In respect of Risk, the Investigation findings included:

  • The absence of an audible alarm, indicating that the aircraft had deviated from its altitude, available on some other DHC-8s operated by the company, reduced the likelihood of discovering the loss of altitude in a timely manner.
  • Different alarm systems within the same aircraft fleet can create a hazard for flight crews who are regularly obliged to switch between aircraft models. As a result, expectation of a warning that never comes can delay the measures necessary to avoid dangerous situations.
  • The TCAS display superimposes several symbols, the interpretation of which can be ambiguous when training is absent, poorly adapted or incomplete. As a result, the reaction to a TCAS advisory could be delayed or inappropriate.
  • The 2 PFs initiated turns following the TCAS advisory.
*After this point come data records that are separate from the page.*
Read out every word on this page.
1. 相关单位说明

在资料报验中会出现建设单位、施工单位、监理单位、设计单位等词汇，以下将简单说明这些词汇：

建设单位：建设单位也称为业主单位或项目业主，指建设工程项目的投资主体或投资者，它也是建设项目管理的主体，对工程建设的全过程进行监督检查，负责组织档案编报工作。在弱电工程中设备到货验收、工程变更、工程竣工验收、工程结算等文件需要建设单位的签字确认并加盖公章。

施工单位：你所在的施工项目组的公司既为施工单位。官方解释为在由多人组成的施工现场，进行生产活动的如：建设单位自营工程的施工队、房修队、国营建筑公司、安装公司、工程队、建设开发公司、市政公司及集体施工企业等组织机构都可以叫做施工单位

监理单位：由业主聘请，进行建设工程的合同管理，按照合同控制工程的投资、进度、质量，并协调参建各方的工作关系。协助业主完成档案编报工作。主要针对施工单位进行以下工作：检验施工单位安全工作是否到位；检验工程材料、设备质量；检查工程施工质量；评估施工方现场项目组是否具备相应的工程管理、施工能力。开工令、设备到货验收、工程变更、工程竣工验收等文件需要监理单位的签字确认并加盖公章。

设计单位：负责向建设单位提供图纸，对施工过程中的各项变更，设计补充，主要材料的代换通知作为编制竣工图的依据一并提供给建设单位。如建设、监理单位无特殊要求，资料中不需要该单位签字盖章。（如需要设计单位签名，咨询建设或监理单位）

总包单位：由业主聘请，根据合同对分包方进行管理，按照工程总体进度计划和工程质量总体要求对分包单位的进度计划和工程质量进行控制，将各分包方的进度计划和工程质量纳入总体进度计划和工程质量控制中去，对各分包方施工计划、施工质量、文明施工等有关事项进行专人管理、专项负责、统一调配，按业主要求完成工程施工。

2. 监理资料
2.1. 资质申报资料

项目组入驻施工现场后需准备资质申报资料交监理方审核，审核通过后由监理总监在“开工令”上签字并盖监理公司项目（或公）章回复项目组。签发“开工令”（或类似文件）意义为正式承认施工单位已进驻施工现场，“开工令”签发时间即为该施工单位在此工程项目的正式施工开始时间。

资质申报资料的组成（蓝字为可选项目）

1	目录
This type of manoeuvre in an environment with heavier traffic could have reduced the separation with other neighbouring aircraft, resulting in a collision.

Other Findings included:

  • Risk analyses done by the company in the context of its SMS did not take into consideration previous non-compliant actions by flight crews following an RA. In this case, both PFs initiated a right turn following the RA, whereas TCAS advisories only provide directives in the vertical plane.
  • Neither crew reported their deviation in altitude to the ATS in a timely manner.
  • It was noted that as a result of the Incident, Air Inuit had prohibited the use of VS mode except when descending. No other Safety Action was reported. No Safety Recommendations were made.

The Final Report of the Investigation Aviation Investigation Report A11Q0028 was authorised for release by the TSB on 20 June 2012 and released on 21 August 2012.